LOOSE TOOTH
Keep On (Milk!/Remote Control)
Pop records like this are the perfect antidotes to a welter of weasel words from a State government firing up greyhound racing, just the shot of energy you need after a blather of bile from pale, ailed racists and thugs on Sky News, and exactly the sound of a winter that feels like a summer.
This is what Blondie might sound like if they popped up in lower Manhattan (or inner Melbourne) now rather than 1974: one third urban surf band, one third Brill Building aficionados, and one third guitar rock with the cockiness removed. Oh yes, I almost forgot, and some out-of-nowhere sax soloing.
The all-singing/all-songwriting Melbourne trio of Etta Curry, Nellie Jackson and Luc Dawson (drums, guitar, bass respectively) have got a lot going on for a stripped down sound. They throb, jolt, drily deliver their lines; swing, jump, layer those voices; and sneak in a lot of straight out hooky tunes. Voices swap leads - Dawson’s the most tender, Curry and Jackson’s the punchier – so that the focus keeps shifting, but the sense of a collective spirit remains throughout.
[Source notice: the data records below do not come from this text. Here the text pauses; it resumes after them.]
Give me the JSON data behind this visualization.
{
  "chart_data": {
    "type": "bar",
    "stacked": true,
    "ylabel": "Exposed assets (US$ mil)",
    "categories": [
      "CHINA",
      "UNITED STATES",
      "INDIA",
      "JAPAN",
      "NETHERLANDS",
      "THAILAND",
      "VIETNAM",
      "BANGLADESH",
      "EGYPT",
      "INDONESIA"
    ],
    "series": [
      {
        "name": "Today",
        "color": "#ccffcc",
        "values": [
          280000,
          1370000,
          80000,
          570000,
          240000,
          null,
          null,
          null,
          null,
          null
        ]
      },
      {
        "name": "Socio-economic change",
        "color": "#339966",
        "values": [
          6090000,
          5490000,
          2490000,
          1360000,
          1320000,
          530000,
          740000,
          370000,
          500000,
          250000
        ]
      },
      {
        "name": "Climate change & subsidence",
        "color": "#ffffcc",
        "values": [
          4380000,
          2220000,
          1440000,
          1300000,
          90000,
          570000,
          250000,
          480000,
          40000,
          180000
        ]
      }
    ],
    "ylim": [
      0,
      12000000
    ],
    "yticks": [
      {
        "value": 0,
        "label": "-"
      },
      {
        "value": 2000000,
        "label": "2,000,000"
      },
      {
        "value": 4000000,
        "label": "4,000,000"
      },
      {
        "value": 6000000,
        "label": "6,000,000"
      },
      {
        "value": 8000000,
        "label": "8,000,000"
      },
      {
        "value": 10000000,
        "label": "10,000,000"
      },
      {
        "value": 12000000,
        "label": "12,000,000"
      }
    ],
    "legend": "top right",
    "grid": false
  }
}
While the obvious reference points are a post-Pixies ‘90s of Throwing Muses, Breeders and Sleater-Kinney, the strongest connection for me is local, specifically Clouds and Hummingbirds. Like those two mixed-sex bands, Loose Tooth’s melodies are more laid out than thrown up (those hints of slacker delivery enhance that), the tempos mostly encourage modest swivelling of the hips rather than stamping of feet, and the laidback songs – you wouldn’t really call them ballads – sway with intent.
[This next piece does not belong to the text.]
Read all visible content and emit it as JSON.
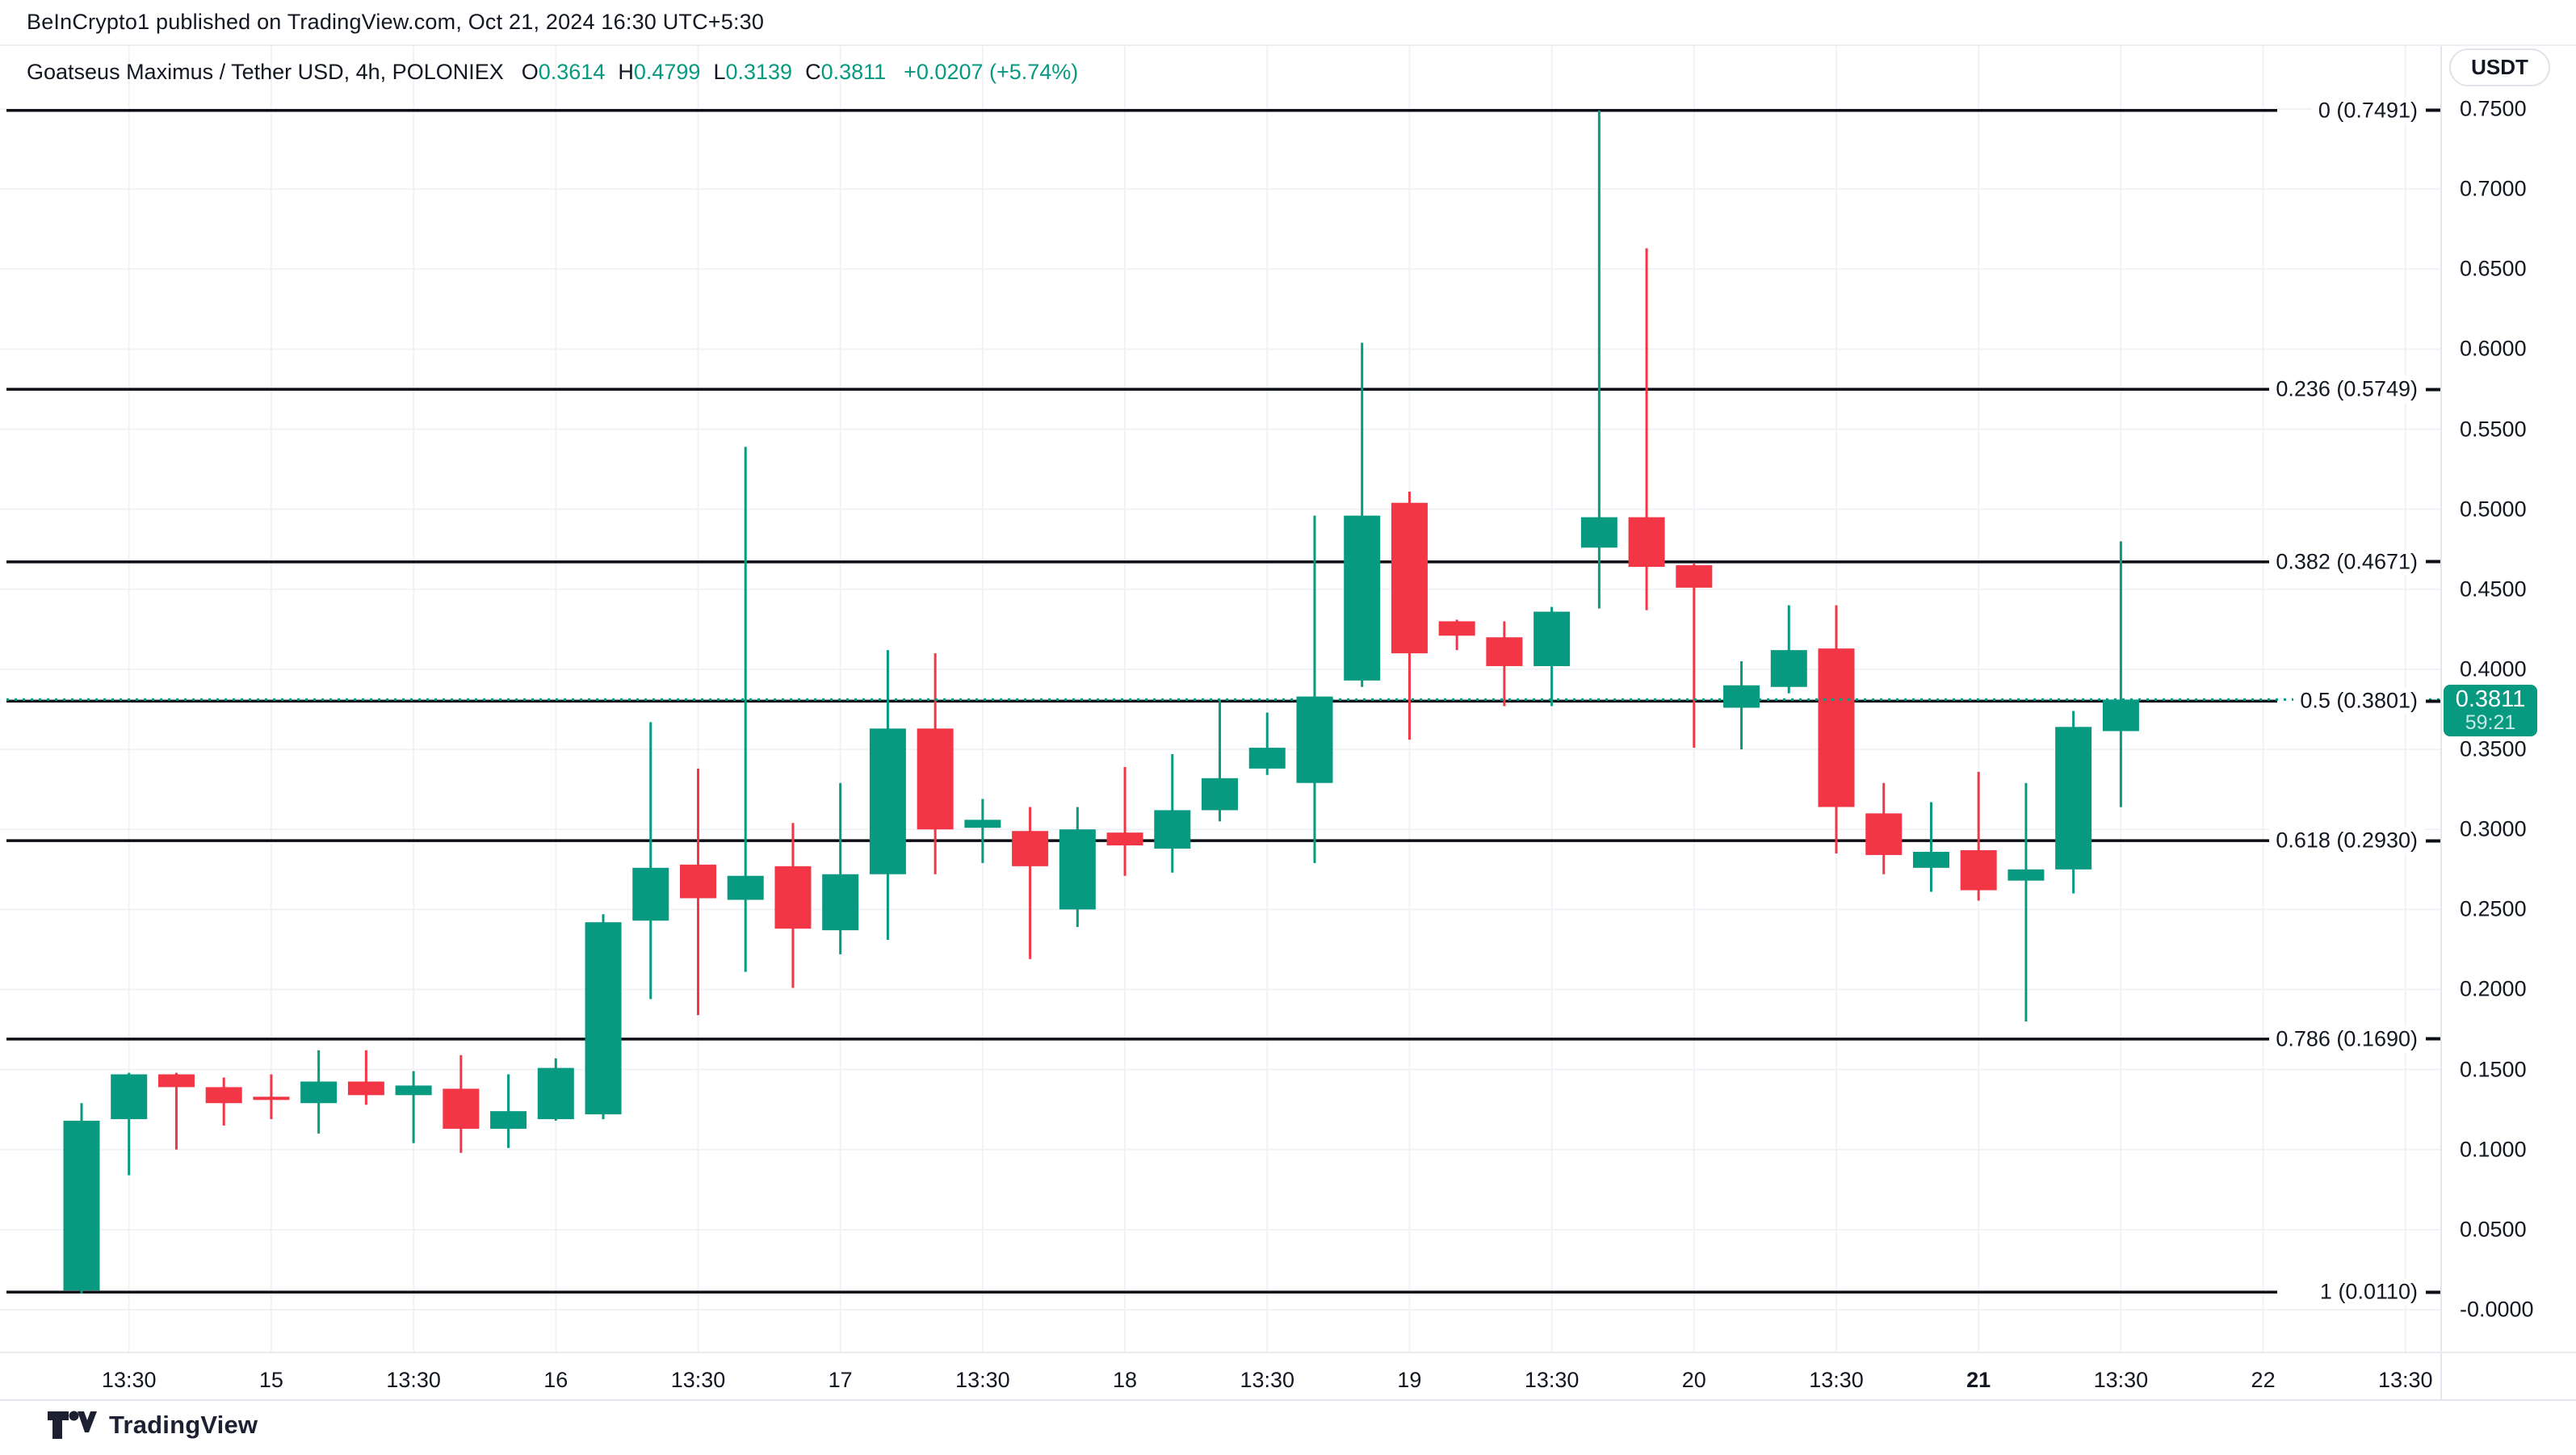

Yet all the time there’s a fizziness which works as a spur to look up rather than down. Some of that fizziness is in guitars which owe more to a ragged punk aesthetic than jangly pop but still play like support vehicles rather than assault weapons. Some comes from having next to no one – except that saxophone!! – looking to fill the spaces between drum/bass/guitar.
But mostly it comes from the unburdened energy of songs, fast or slow, that aren’t trying to outsmart you, just enjoin you. To do what? Whatever you want, it’s summer-as-winter after all.